Aleteia : Vous êtes allé au pèlerinage de Chartres à la Pentecôte. Vous avez publié sur les réseaux sociaux une réflexion à ce sujet qui a eu un large écho. Quelle importance a cet événement à vos yeux ?
Père Pierre Amar : L’Église de France est dans une situation très instable : elle est pauvre et fragile. Quelques jours avant la Pentecôte, une étude révélait que le catholicisme était en passe de devenir la deuxième voire la troisième religion de notre pays. Si cette situation n’est pas très confortable à vivre, pour les prêtres comme pour les fidèles, je crois qu’elle nous invite à réaliser que nos divisions internes sont anachroniques et qu’elles sont un obstacle majeur à l’évangélisation. Pour reprendre une pensée du cardinal Ratzinger : « Nous nous disputons pour savoir de quelle couleur on va repeindre le salon tandis que le toit brûle. » En ce sens, l’effondrement du christianisme dans notre pays peut favoriser une ouverture des intelligences et surtout les cœurs : nous n’avons plus le temps de nous affronter.
Non seulement le "monde tradi" va continuer d’exister durablement, mais en plus il constituera, inexorablement, une part significative de l’Église de France.

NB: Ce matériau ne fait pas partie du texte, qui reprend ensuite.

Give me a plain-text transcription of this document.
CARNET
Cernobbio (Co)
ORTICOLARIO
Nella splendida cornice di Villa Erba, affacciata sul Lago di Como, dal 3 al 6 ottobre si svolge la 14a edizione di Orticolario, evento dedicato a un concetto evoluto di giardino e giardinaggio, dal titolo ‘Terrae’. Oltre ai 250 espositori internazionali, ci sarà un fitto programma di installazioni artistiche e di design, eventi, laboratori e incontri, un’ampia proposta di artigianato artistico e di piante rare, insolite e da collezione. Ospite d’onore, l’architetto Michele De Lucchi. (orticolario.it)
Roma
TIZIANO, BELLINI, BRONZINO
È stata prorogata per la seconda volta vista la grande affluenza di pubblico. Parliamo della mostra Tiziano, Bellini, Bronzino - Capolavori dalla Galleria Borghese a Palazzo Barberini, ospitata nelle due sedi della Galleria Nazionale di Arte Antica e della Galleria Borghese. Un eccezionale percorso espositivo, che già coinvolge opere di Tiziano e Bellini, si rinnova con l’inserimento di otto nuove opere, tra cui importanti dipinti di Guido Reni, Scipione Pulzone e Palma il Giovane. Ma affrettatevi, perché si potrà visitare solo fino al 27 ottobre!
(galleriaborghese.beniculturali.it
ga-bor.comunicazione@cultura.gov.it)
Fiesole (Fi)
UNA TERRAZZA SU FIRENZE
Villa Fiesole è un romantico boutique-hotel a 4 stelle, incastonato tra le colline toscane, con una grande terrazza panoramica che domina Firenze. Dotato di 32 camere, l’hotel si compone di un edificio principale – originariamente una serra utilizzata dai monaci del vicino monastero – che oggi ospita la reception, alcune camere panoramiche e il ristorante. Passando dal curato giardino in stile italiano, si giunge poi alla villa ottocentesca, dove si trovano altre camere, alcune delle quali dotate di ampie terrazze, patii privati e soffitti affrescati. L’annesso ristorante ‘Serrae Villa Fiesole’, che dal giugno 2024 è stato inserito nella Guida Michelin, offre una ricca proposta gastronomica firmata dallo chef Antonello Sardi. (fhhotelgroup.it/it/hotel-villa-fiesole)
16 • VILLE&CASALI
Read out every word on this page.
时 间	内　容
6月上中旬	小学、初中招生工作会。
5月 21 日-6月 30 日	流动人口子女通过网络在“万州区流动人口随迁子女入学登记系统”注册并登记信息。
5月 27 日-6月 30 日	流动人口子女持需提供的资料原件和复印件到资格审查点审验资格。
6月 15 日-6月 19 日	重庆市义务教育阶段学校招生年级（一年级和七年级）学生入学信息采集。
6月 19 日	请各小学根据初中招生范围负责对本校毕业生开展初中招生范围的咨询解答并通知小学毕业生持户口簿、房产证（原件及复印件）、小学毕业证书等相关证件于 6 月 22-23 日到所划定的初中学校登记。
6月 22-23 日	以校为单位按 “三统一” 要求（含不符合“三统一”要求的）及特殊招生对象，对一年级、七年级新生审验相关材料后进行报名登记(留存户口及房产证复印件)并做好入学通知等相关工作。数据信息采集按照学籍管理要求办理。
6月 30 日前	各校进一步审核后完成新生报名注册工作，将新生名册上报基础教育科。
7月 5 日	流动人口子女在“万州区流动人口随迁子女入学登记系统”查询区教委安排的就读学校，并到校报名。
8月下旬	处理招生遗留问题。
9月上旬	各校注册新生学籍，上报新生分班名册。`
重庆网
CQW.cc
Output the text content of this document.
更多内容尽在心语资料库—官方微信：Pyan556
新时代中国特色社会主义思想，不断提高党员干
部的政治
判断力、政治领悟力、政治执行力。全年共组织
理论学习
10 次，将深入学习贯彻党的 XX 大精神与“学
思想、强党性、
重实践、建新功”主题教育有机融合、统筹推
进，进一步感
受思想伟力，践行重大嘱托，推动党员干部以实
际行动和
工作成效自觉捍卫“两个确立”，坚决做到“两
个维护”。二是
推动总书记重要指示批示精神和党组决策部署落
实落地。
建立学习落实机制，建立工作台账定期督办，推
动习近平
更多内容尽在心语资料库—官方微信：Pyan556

D’autre part, si la "question tradi" est chez nous une vieille histoire de famille, je crois que certains événements récents ont été des accélérateurs de cette histoire : les confinements et l’arrêt des messes publiques, l’interdiction de la communion sur la langue dans certaines paroisses, le motu proprio Traditionis custodes et sa mise en œuvre maladroite en certains diocèses ont renforcé la frange la plus traditionnelle du catholicisme. Ce mouvement était vérifié sur le terrain depuis plusieurs mois. Mais il est apparu aux yeux de tous en ce week-end de Pentecôte 2023, à travers le nombre, la jeunesse et le dynamisme du pèlerinage organisé par l’association Notre-Dame de Chrétienté. Même les médias les plus généralistes en ont rendu compte avec impartialité, formant un consensus assez plaisant : grâce au "pélé de Chartres", on a parlé de la fête de la Pentecôte et du Saint-Esprit sur TF1 et BFMTV et pas que sur KTO !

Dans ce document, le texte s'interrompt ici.